It may not seem it, but coming up with an idea for your startup is probably the easiest part of launching your own company. As one industry insider told me, there are a million ways to screw up that idea through poor execution, and many, many lose their way. Yet a precious few fight through the problems and the challenges, and somehow with a bit of luck and a lot of moxie, make it to IPO.
The four original founders of Box, one of those companies that made it through that long journey, talked about their experience in a panel discussion this week at BoxWorks.
While CEO Aaron Levie and CFO Dylan Smith have long been the public faces of Box, there were two others — Jeff Queisser, chief systems architect and Sam Ghods, services architect — all childhood friends in Seattle, who quit college to follow the startup dream.
The group seemed destined to launch some sort of startup, and often bounced ideas off one another, even after they went their separate ways to college. After Levie came up with the idea of what would be Box as part of a marketing class, the group saw potential, at least Smith did. Ghods didn’t see the value right away, but eventually all four were on board and Box was born.
These guys were living a Silicon Valley cliche in the early days, giving birth to their idea in a dorm room, then quitting school and renting out a converted garage that acted as their office and living space. You have to remember, these were four young men in their early twenties with no business experience whatsoever, yet they fell into their roles, as Levie with some marketing classes would be CEO, Smith with his financial sensibilities became CFO, Ghods with some coding background headed up engineering and Queisser, who had spent summers installing cable modems, became the de facto head of IT.
The core group soon began selling Box subscriptions and were making a little bit of money. They even found an early backer at DFJ, who gave them some initial funding and helped form their fledgling board of directors.
Moving beyond the core group
One of the first inflection points for any startup is when you move beyond the core group of founders and begin to look for additional employees. The core group has passion, and in the case of Box, were four guys who had grown up together, further complicating the hiring dynamic, but as with everything, they had some luck in the deal (and they have some advice for those starting on that journey now).

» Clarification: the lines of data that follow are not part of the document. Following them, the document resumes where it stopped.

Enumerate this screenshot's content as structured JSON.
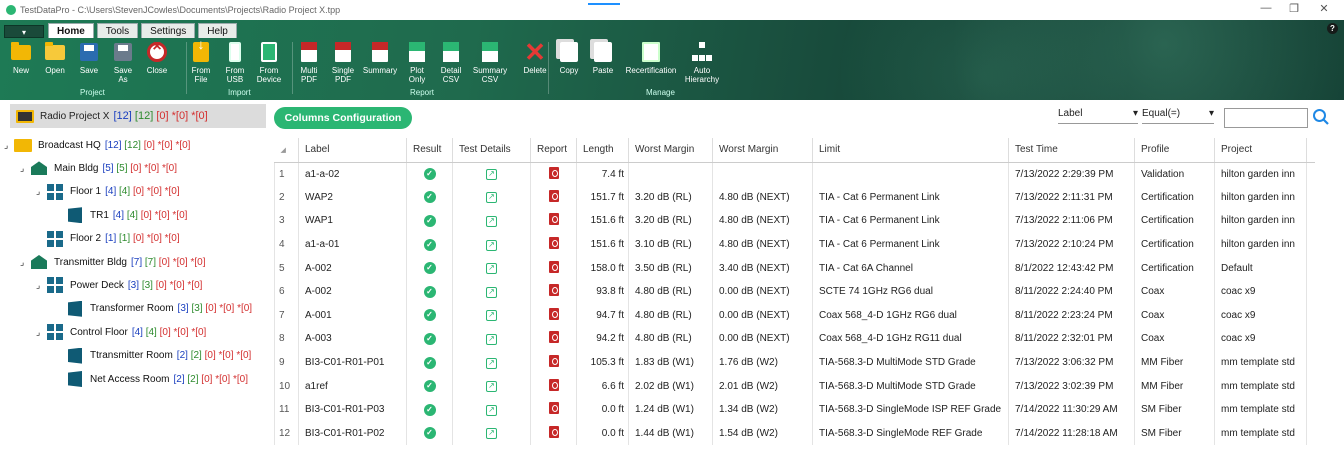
{
  "window": {
    "title": "TestDataPro - C:\\Users\\StevenJCowles\\Documents\\Projects\\Radio Project X.tpp",
    "minimize": "—",
    "maximize": "❐",
    "close": "✕"
  },
  "ribbon": {
    "tabs": [
      "Home",
      "Tools",
      "Settings",
      "Help"
    ],
    "help_icon": "?",
    "groups": [
      "Project",
      "Import",
      "Report",
      "Manage"
    ],
    "buttons": [
      {
        "id": "new",
        "label": "New",
        "icon": "folder-icon"
      },
      {
        "id": "open",
        "label": "Open",
        "icon": "folder-open-icon"
      },
      {
        "id": "save",
        "label": "Save",
        "icon": "save-icon"
      },
      {
        "id": "save-as",
        "label": "Save\nAs",
        "icon": "save-as-icon"
      },
      {
        "id": "close",
        "label": "Close",
        "icon": "close-icon"
      },
      {
        "id": "from-file",
        "label": "From\nFile",
        "icon": "file-import-icon"
      },
      {
        "id": "from-usb",
        "label": "From\nUSB",
        "icon": "usb-icon"
      },
      {
        "id": "from-device",
        "label": "From\nDevice",
        "icon": "device-icon"
      },
      {
        "id": "multi-pdf",
        "label": "Multi\nPDF",
        "icon": "pdf-icon"
      },
      {
        "id": "single-pdf",
        "label": "Single\nPDF",
        "icon": "pdf-icon"
      },
      {
        "id": "summary",
        "label": "Summary",
        "icon": "pdf-icon"
      },
      {
        "id": "plot-only",
        "label": "Plot\nOnly",
        "icon": "csv-icon"
      },
      {
        "id": "detail-csv",
        "label": "Detail\nCSV",
        "icon": "csv-icon"
      },
      {
        "id": "summary-csv",
        "label": "Summary\nCSV",
        "icon": "csv-icon"
      },
      {
        "id": "delete",
        "label": "Delete",
        "icon": "delete-icon"
      },
      {
        "id": "copy",
        "label": "Copy",
        "icon": "copy-icon"
      },
      {
        "id": "paste",
        "label": "Paste",
        "icon": "paste-icon"
      },
      {
        "id": "recertification",
        "label": "Recertification",
        "icon": "recertification-icon"
      },
      {
        "id": "auto-hierarchy",
        "label": "Auto\nHierarchy",
        "icon": "hierarchy-icon"
      }
    ]
  },
  "tree": {
    "root": {
      "name": "Radio Project X",
      "c1": "[12]",
      "c2": "[12]",
      "c3": "[0]",
      "c4": "*[0]",
      "c5": "*[0]"
    },
    "nodes": [
      {
        "name": "Broadcast HQ",
        "c1": "[12]",
        "c2": "[12]",
        "c3": "[0]",
        "c4": "*[0]",
        "c5": "*[0]",
        "type": "folder",
        "expander": "⌟"
      },
      {
        "name": "Main Bldg",
        "c1": "[5]",
        "c2": "[5]",
        "c3": "[0]",
        "c4": "*[0]",
        "c5": "*[0]",
        "type": "building",
        "expander": "⌟"
      },
      {
        "name": "Floor 1",
        "c1": "[4]",
        "c2": "[4]",
        "c3": "[0]",
        "c4": "*[0]",
        "c5": "*[0]",
        "type": "floor",
        "expander": "⌟"
      },
      {
        "name": "TR1",
        "c1": "[4]",
        "c2": "[4]",
        "c3": "[0]",
        "c4": "*[0]",
        "c5": "*[0]",
        "type": "room",
        "expander": ""
      },
      {
        "name": "Floor 2",
        "c1": "[1]",
        "c2": "[1]",
        "c3": "[0]",
        "c4": "*[0]",
        "c5": "*[0]",
        "type": "floor",
        "expander": ""
      },
      {
        "name": "Transmitter Bldg",
        "c1": "[7]",
        "c2": "[7]",
        "c3": "[0]",
        "c4": "*[0]",
        "c5": "*[0]",
        "type": "building",
        "expander": "⌟"
      },
      {
        "name": "Power Deck",
        "c1": "[3]",
        "c2": "[3]",
        "c3": "[0]",
        "c4": "*[0]",
        "c5": "*[0]",
        "type": "floor",
        "expander": "⌟"
      },
      {
        "name": "Transformer Room",
        "c1": "[3]",
        "c2": "[3]",
        "c3": "[0]",
        "c4": "*[0]",
        "c5": "*[0]",
        "type": "room",
        "expander": ""
      },
      {
        "name": "Control Floor",
        "c1": "[4]",
        "c2": "[4]",
        "c3": "[0]",
        "c4": "*[0]",
        "c5": "*[0]",
        "type": "floor",
        "expander": "⌟"
      },
      {
        "name": "Ttransmitter Room",
        "c1": "[2]",
        "c2": "[2]",
        "c3": "[0]",
        "c4": "*[0]",
        "c5": "*[0]",
        "type": "room",
        "expander": ""
      },
      {
        "name": "Net Access Room",
        "c1": "[2]",
        "c2": "[2]",
        "c3": "[0]",
        "c4": "*[0]",
        "c5": "*[0]",
        "type": "room",
        "expander": ""
      }
    ]
  },
  "main": {
    "columns_config_label": "Columns Configuration",
    "filter": {
      "field": "Label",
      "operator": "Equal(=)",
      "value": ""
    },
    "columns": [
      "Label",
      "Result",
      "Test Details",
      "Report",
      "Length",
      "Worst Margin",
      "Worst Margin",
      "Limit",
      "Test Time",
      "Profile",
      "Project"
    ],
    "rows": [
      {
        "n": "1",
        "label": "a1-a-02",
        "length": "7.4 ft",
        "wm1": "",
        "wm2": "",
        "limit": "",
        "time": "7/13/2022 2:29:39 PM",
        "profile": "Validation",
        "project": "hilton garden inn"
      },
      {
        "n": "2",
        "label": "WAP2",
        "length": "151.7 ft",
        "wm1": "3.20 dB (RL)",
        "wm2": "4.80 dB (NEXT)",
        "limit": "TIA - Cat 6 Permanent Link",
        "time": "7/13/2022 2:11:31 PM",
        "profile": "Certification",
        "project": "hilton garden inn"
      },
      {
        "n": "3",
        "label": "WAP1",
        "length": "151.6 ft",
        "wm1": "3.20 dB (RL)",
        "wm2": "4.80 dB (NEXT)",
        "limit": "TIA - Cat 6 Permanent Link",
        "time": "7/13/2022 2:11:06 PM",
        "profile": "Certification",
        "project": "hilton garden inn"
      },
      {
        "n": "4",
        "label": "a1-a-01",
        "length": "151.6 ft",
        "wm1": "3.10 dB (RL)",
        "wm2": "4.80 dB (NEXT)",
        "limit": "TIA - Cat 6 Permanent Link",
        "time": "7/13/2022 2:10:24 PM",
        "profile": "Certification",
        "project": "hilton garden inn"
      },
      {
        "n": "5",
        "label": "A-002",
        "length": "158.0 ft",
        "wm1": "3.50 dB (RL)",
        "wm2": "3.40 dB (NEXT)",
        "limit": "TIA - Cat 6A Channel",
        "time": "8/1/2022 12:43:42 PM",
        "profile": "Certification",
        "project": "Default"
      },
      {
        "n": "6",
        "label": "A-002",
        "length": "93.8 ft",
        "wm1": "4.80 dB (RL)",
        "wm2": "0.00 dB (NEXT)",
        "limit": "SCTE 74 1GHz RG6 dual",
        "time": "8/11/2022 2:24:40 PM",
        "profile": "Coax",
        "project": "coac x9"
      },
      {
        "n": "7",
        "label": "A-001",
        "length": "94.7 ft",
        "wm1": "4.80 dB (RL)",
        "wm2": "0.00 dB (NEXT)",
        "limit": "Coax 568_4-D 1GHz RG6 dual",
        "time": "8/11/2022 2:23:24 PM",
        "profile": "Coax",
        "project": "coac x9"
      },
      {
        "n": "8",
        "label": "A-003",
        "length": "94.2 ft",
        "wm1": "4.80 dB (RL)",
        "wm2": "0.00 dB (NEXT)",
        "limit": "Coax 568_4-D 1GHz RG11 dual",
        "time": "8/11/2022 2:32:01 PM",
        "profile": "Coax",
        "project": "coac x9"
      },
      {
        "n": "9",
        "label": "BI3-C01-R01-P01",
        "length": "105.3 ft",
        "wm1": "1.83 dB (W1)",
        "wm2": "1.76 dB (W2)",
        "limit": "TIA-568.3-D MultiMode STD Grade",
        "time": "7/13/2022 3:06:32 PM",
        "profile": "MM Fiber",
        "project": "mm template std"
      },
      {
        "n": "10",
        "label": "a1ref",
        "length": "6.6 ft",
        "wm1": "2.02 dB (W1)",
        "wm2": "2.01 dB (W2)",
        "limit": "TIA-568.3-D MultiMode STD Grade",
        "time": "7/13/2022 3:02:39 PM",
        "profile": "MM Fiber",
        "project": "mm template std"
      },
      {
        "n": "11",
        "label": "BI3-C01-R01-P03",
        "length": "0.0 ft",
        "wm1": "1.24 dB (W1)",
        "wm2": "1.34 dB (W2)",
        "limit": "TIA-568.3-D SingleMode ISP REF Grade",
        "time": "7/14/2022 11:30:29 AM",
        "profile": "SM Fiber",
        "project": "mm template std"
      },
      {
        "n": "12",
        "label": "BI3-C01-R01-P02",
        "length": "0.0 ft",
        "wm1": "1.44 dB (W1)",
        "wm2": "1.54 dB (W2)",
        "limit": "TIA-568.3-D SingleMode REF Grade",
        "time": "7/14/2022 11:28:18 AM",
        "profile": "SM Fiber",
        "project": "mm template std"
      }
    ]
  }
}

The core team knew they were looking for a good cultural fit, but they warned don’t get people who have the same exact skills and think just the way you do because you just get an echo chamber. Early on, any startup needs people who can cover a lot of jobs. When you get a little bigger, specialization begins to take over.
Even if they weren’t quite sure what they were looking for, they had a sense. They definitely had a “no asshole” rule and they needed someone they would be comfortable brainstorming with in a small room for hours. They lucked out when they brought in Karen Appleton as their 8th or 9th employee. She brought a level of professionalism and business experience the founders lacked and she encouraged them to form partnerships.
“We were 19 or 20 years old. We didn’t know how it would work to hire more experienced people. Karen was the first of those hires and changed our hiring trajectory from cultural fit to cultural add,” Smith explained.
One thing that most startups do is pivot from the original idea, and Box was no exception. In about 2007, they began to recognize that consumer online storage was becoming increasingly specialized with Flickr handling photos and YouTube video. They didn’t think they could compete with that, and at the same they began to recognize a need for a file sharing product for business.
“I had a simple rule of thumb. Bet on whatever Steve Jobs is betting on.
There were a lot of heavy discussions about how to proceed. Eventually Box switched to the enterprise, but they didn’t make the transition willy-nilly. They actually went out and hired a consultant, who made some calls and gathered some data for them to confirm they were making a sound decision. You have to remember in 2007, the iPhone was just coming out and it wasn’t obvious that content and collaboration would move to the cloud. The consultant confirmed that some companies were thinking about this and there would be a business in that space.
There was still a lot of discussion among the founders, but they eventually all agreed it was the way to go — and it turned out to be a good decision.
A couple of years later, the iPad came out and this was a major turning point. “I had a simple rule of thumb. Bet on whatever Steve Jobs is betting on,” Levie joked. The company turned its attention to the iPad right away and was one of the first enterprise companies with an iPad app. It was then that they realized content management was changing in a big way and it was going to be about protecting content in motion.
It’s a learning process
The founders learned you need to compromise and that was all part of the process. They also were voracious readers and reading books like The Innovator’s Dilemma and Crossing the Chasm helped shape the company philosophy over time.
They all recommend getting mentors and learning as much as you can because it’s tough going it on your own. You don’t know what you don’t know and mentors who have been through the startup experience can help point you in the right direction — and they found when they asked, people generally wanted to help.
They also say that there will be scary moments in the life of any company. They point to 2008 when they went looking for a Series B round in the middle of a huge economic crisis as one of those times.
There will also be tough times. You will definitely fight with your co-founders and you may question what you’re doing, but if you believe in the core mission, you can reach the goal of becoming a public company. It worked for Box — and it’s worth noting that the four founders remained close friends through it all.